The Spanish Government has launched a project to create a single medical record for patients, which would improve the care they receive when they move within Spain and at the same time save money for the system, by avoiding unnecessary tests. You are leaders in that.

At Oracle we have developed a public health data platform that actually sits on top of vendor-neutral systems (hospital, primary care, etc.). These centers do not have to use our system, which can take data from other systems or platforms, or from portable devices and normalize it.

I’ll give you an example. The two largest healthcare entities in the US are the Department of Defense and the Department of Veterans Affairs. Both use our system and that health data platform: 20 million beneficiaries in seven countries, with 2,000 care locations. From the moment someone enlists, anywhere they go around the world, to when they become a veteran and to the grave they have a unique medical history.

The doctor who treats you always has all the information and the medications you take. And our system can predict, for example, your potential propensity for opioid abuse or even suicide, so that the health professional takes action to prevent it. Or also, based on data, detect if there is a pathology with a high incidence in a group of people with common circumstances, such as people who lived in a place with contaminated water 30 years ago and today develop cancer. This allows the doctor to be proactive.
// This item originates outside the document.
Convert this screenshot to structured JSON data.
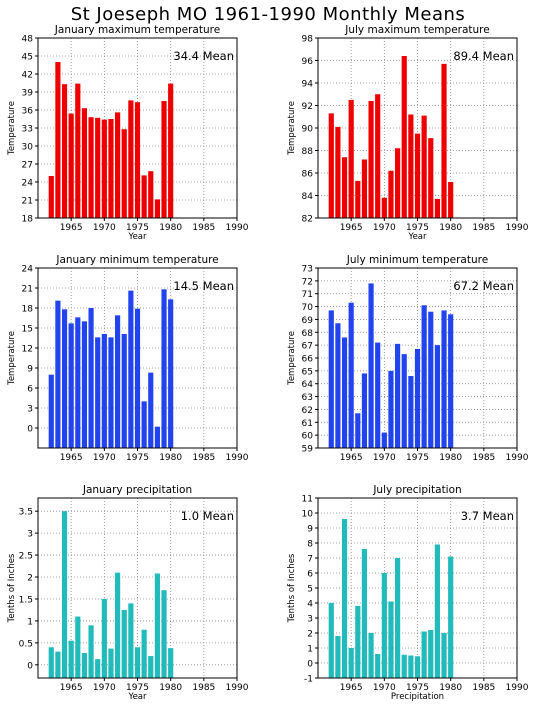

In Catalonia we have seen, in a recent incident at the Hospital Clínic, the importance of the security of hospital computer systems. Oracle had the CIA as its first client. They surely have experience with cybersecurity problems.

I’ll just say that we protect some of the world’s most sensitive data in other industries. Oracle is part of what is called the Defense Industrial Base and we have top secret clearance. And we use similar secure processes in other industries and in the health area at Oracle. We don’t like to say that we are the best in the world in cybersecurity, because hackers simply come to test us. They take it as a challenge. But we are very, very confident in our cyber capabilities.